Selangor's Menteri Besar Datuk Seri Amirudin Shari has ordered the state's local authorities to conduct a comprehensive review of public transport connectivity infrastructure, signalling renewed government commitment to addressing longstanding gaps in the first-mile and last-mile journey experience that have frustrated commuters across the state.
The directive emerged during debate on the Selangor Resilience Strengthening Package in the State Legislative Assembly, where assemblyman Danial Al-Rashid Haron Aminar Rashid from Batu Tiga highlighted persistent connectivity problems linking major transport hubs such as LRT3 stations to surrounding residential and commercial areas. The issue had gained considerable traction on social media platforms, reflecting growing public frustration with incomplete transport networks that force users to rely on private vehicles despite the availability of public transit.
Amirudin emphasised that the state government stands ready to commit additional financial resources to improve facilities and infrastructure, particularly safer and more comfortable pedestrian walkways that connect public transport nodes to wider communities. However, he stressed that these investments must be pursued cost-effectively and aligned with the broader state mobility strategy aimed at encouraging greater reliance on public vehicles rather than private cars.
The Menteri Besar's tone suggested frustration with the pace of local government response to community concerns, noting that local authorities should not wait for problems to circulate on social media platforms including X and Threads before taking action. Instead, he called for more proactive engagement with council members and key stakeholders, creating opportunities for early identification and resolution of infrastructure deficiencies.
Central to the state's approach will be a detailed service mapping exercise to be overseen by Investment, Trade and Mobility Committee chairman Ng Sze Han, who will coordinate meetings with all public transport operators active in Selangor. This mapping exercise aims to pinpoint specific geographical areas and time periods where connectivity gaps exist, providing a systematic foundation for targeted interventions.
The state has indicated willingness to provide operational subsidies to transport operators to help bridge connectivity gaps and improve service provision. However, Amirudin made clear that subsidies alone cannot resolve the problem if operators fail to align their schedules and routes with commuter demand patterns. The underlying challenge is that even with financial support, operators must commit to extended operating hours and strategic route planning that genuinely serves first-mile and last-mile functions rather than focusing solely on trunk routes.
This situation reflects a broader tension in Southeast Asian urban transport planning: the gap between political commitment and operational reality. While state governments can allocate funding and set policy direction, private and semi-public transport operators often optimise routes and schedules based on commercial viability rather than comprehensive network coverage. Subsidies help offset costs, but without regulatory requirements or performance-based contracts, operators may continue prioritising higher-density corridors over less profitable but socially essential connector services.

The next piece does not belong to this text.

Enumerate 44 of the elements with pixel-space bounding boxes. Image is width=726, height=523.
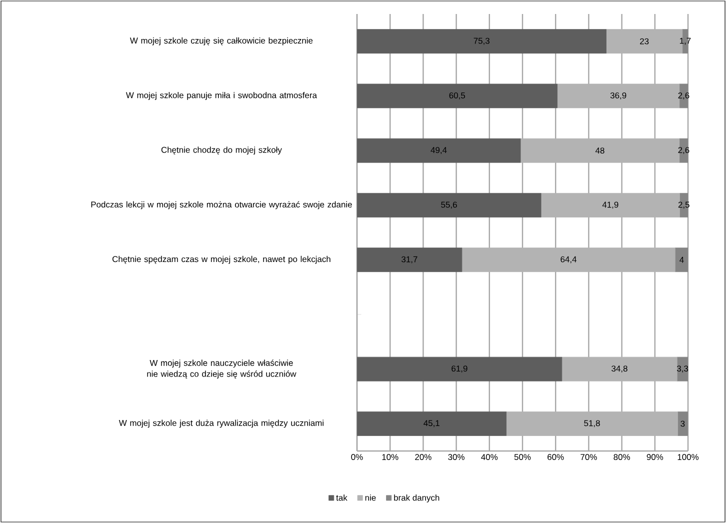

For Malaysian readers, particularly those in the Klang Valley region, this announcement has immediate relevance. Commuters have long complained about incomplete transit networks where reaching certain destinations requires combining multiple transport modes inefficiently, or abandoning public transit entirely. The LRT3 extension, which serves the Bandar Utama corridor, has been cited repeatedly as a facility that lacks adequate pedestrian access and connecting services in its surrounding areas, effectively reducing its utility for many potential users.
The connectivity challenge also intersects with Malaysia's broader sustainability and urban planning objectives. The government has set targets for increasing public transport modal share and reducing private vehicle dependency to ease congestion and improve air quality. Yet these goals cannot be achieved if commuters must drive to transit stations or face lengthy walks through unsafe or uncomfortable environments. The first-mile and last-mile problem essentially undermines the entire value proposition of public transport investment.
Amirudin's reference to the Kinrara assemblyman represents another dimension of the governance approach—leveraging representation at multiple levels to pressure operators and coordinate solutions. This suggests the state recognises that centralised directives alone are insufficient; implementation requires sustained engagement across administrative levels and with private sector partners who retain significant operational autonomy.
The financial commitment to improved pedestrian infrastructure, while welcome, will only succeed if accompanied by genuine coordination between urban planning, traffic management, and transport operations. Too often, public transport hubs are developed without adequate surrounding infrastructure, or pedestrian pathways remain incomplete because responsibility for different segments falls across multiple agencies.
Moving forward, the service mapping exercise and subsequent operator meetings will be critical test cases for whether Selangor can translate political will into coordinated action. Success will require not just identifying gaps but establishing clear performance metrics and accountability mechanisms that incentivise operators to provide genuinely integrated service networks rather than isolated trunk routes.
For commuters across Selangor, this review represents both opportunity and test. If executed effectively, it could meaningfully improve transport accessibility and encourage modal shift toward public vehicles. However, the history of transport planning in the Klang Valley suggests that sustained political attention and adequate resourcing remain necessary to overcome entrenched operational patterns and institutional silos that have perpetuated connectivity failures for years.